Using Pretrained weights

  • open config.env file and modify the variables to specify your dataset file and model name/path (Example shown below):
# -----Configurations of the Transformer model----- #

# Model name
MODEL_NAME=TRANS_BASE_EK

## Path to training data of source language
CONTEXT_DATA_PATH=dataset/FULL_DATA.en

## Path to training data of target language
TARGET_DATA_PATH=dataset/FULL_DATA.gom

## Path to vocabulary of source language
CONTEXT_TOKEN_PATH=vocabulary/bert_en.vocab

## Path to vocabulary data of target language
TARGET_TOKEN_PATH=vocabulary/bert_gom.vocab

# Reloading weights from pretrained model (Comment out or leave empty or set to 'None' if not using)
WEIGHTS_PATH=trained_models/T_BASE_EK_07_07/checkpoints/best_model.weights.hdf5
  • Make sure that architecture variables like NUM_LAYERS,DFF, etc match the architecture of the pretrained model weights (specified in config.env inside the checkpoints directory)

  • Set the epochs using the epochs variable

  • To start training run: python3 transformer_train.py config.env

TERMS AND CONDITIONS

Disclaimer: Use of this Service and Information

The following terms and conditions govern your use of this service ("TranslateKar"). By using the Service, you agree to these terms and conditions in full. If you disagree with these terms and conditions or any part of them, you must not use this Service.

No Liability for Accuracy of Information

The information provided by this Service is for general informational purposes only. While we strive to provide accurate and up-to-date information, we make no representations or warranties of any kind, express or implied, about the completeness, accuracy, reliability, suitability, or availability with respect to the Service or the information, products, services, or related graphics contained on the Service for any purpose. Any reliance you place on such information is therefore strictly at your own risk.

No Professional Advice

The information provided by this Service is not intended as professional advice.

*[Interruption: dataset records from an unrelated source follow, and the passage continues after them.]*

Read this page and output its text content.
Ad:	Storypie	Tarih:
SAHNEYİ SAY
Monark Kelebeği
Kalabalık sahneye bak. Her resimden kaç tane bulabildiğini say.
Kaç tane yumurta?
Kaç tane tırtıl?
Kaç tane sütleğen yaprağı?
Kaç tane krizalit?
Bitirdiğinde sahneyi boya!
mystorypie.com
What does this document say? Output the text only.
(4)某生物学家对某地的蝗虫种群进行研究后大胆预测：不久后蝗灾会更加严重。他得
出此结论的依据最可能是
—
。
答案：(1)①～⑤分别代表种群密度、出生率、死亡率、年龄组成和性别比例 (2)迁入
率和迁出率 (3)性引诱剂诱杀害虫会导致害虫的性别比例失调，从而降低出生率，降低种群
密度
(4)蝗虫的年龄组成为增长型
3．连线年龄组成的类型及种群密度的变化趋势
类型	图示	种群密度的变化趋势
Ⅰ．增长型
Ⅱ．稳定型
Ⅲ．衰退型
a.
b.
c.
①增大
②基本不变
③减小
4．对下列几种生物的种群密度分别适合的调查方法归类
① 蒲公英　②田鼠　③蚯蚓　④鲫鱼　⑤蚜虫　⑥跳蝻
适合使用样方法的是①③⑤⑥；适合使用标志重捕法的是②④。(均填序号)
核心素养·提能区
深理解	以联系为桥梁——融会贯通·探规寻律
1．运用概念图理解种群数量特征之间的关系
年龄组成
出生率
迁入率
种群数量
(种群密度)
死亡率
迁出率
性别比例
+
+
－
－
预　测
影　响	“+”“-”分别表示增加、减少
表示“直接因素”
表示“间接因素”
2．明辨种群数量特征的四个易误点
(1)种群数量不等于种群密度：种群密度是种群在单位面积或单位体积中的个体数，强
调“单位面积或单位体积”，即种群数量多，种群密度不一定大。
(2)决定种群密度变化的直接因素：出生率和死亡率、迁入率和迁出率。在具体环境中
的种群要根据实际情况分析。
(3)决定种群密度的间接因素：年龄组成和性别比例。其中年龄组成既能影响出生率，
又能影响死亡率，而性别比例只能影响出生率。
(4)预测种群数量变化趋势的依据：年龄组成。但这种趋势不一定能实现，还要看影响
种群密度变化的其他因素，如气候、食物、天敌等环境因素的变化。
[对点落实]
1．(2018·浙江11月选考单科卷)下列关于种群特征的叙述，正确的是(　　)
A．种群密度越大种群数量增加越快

You should not rely on the information as an alternative to professional advice. If you have any specific questions about any matter, you should consult a professional.

No Warranty

We do not warrant or represent:

  1. the completeness or accuracy of the information published on this Service;
  2. that the material on this Service is up to date; or
  3. that the Service or any service on the Service will remain available.

Limitations of Liability

In no event will we be liable for any loss or damage including without limitation, indirect or consequential loss or damage, or any loss or damage whatsoever arising from loss of data or profits arising out of, or in connection with, the use of this Service.

Links to Other Websites

Through this Service, you may be able to link to other websites which are not under our control. We have no control over the nature, content, and availability of those sites. The inclusion of any links does not necessarily imply a recommendation or endorse the views expressed within them.